Two days later eight men set out for the south. There was need to hurry, as the warmer season was approaching and the streams would soon melt and overflow.
As they covered mile after mile it was as if the earth warmed and blossomed to meet them; each day was longer and brighter than the one before; the stunted willows became taller, and at last there were trees with green buds on them; the sun shone higher in the sky, melting the snows and releasing every stream into bursting, bubbling life, till the ice in the rivers gave a thunderous shiver from bank to bank; and the soldiers threw off their fur jackets and shouted for joy and sang songs all the day long. At Verkhoiansk there was a junction with other parties of released exiles, and later on, when they had crossed the mountains, more exiles met them from Ust Viluisk, Kolymsk, and places that even the map ignores.
Yakutsk, which was reached at the end of July, was already full of soldiers and exiles, as well as knee-deep in thick black mud and riddled with pestilence.
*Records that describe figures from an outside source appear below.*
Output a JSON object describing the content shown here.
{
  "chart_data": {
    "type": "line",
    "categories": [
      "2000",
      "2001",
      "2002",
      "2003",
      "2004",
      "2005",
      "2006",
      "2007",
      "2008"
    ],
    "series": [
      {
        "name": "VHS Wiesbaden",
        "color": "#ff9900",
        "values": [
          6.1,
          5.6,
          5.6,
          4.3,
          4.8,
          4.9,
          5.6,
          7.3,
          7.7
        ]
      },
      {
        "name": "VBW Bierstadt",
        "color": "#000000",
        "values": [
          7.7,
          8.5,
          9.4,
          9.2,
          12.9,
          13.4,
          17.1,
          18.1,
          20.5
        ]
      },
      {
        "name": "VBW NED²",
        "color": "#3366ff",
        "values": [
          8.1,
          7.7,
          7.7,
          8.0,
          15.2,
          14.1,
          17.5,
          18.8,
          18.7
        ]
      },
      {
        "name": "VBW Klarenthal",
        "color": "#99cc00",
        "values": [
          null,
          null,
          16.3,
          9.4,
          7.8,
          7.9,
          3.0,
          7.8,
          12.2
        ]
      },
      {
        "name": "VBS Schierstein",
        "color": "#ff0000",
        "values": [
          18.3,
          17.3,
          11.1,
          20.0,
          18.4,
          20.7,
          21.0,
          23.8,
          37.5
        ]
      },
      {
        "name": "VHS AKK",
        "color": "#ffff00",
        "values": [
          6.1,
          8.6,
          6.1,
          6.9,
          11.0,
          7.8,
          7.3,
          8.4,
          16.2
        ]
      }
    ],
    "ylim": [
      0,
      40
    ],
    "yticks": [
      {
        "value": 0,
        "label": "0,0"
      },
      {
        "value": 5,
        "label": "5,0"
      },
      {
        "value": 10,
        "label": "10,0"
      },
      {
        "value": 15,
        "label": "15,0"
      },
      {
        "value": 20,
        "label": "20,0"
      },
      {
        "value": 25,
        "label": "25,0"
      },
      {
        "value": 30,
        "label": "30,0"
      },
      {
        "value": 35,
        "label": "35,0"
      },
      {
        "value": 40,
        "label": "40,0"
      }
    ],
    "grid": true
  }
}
Every day the exiles waited on the banks of the Lena for the boat that was to take them further south, and every hour fresh groups arrived from the north and north-east. Food and money were scarce; sick men and women staggered into the settlement with stories of others who had died during the journey; a few were mad and walked about moaning and laughing; every night the soldiers drank themselves into quarrelsomeness and careered about firing shots into the air and falling off the timbered paths into the thick mud; every morning dead bodies were pushed quietly into the Lena and sent northwards on their icy journey. Yet beyond all the misery and famine and pestilence, Yakutsk was a city of hope.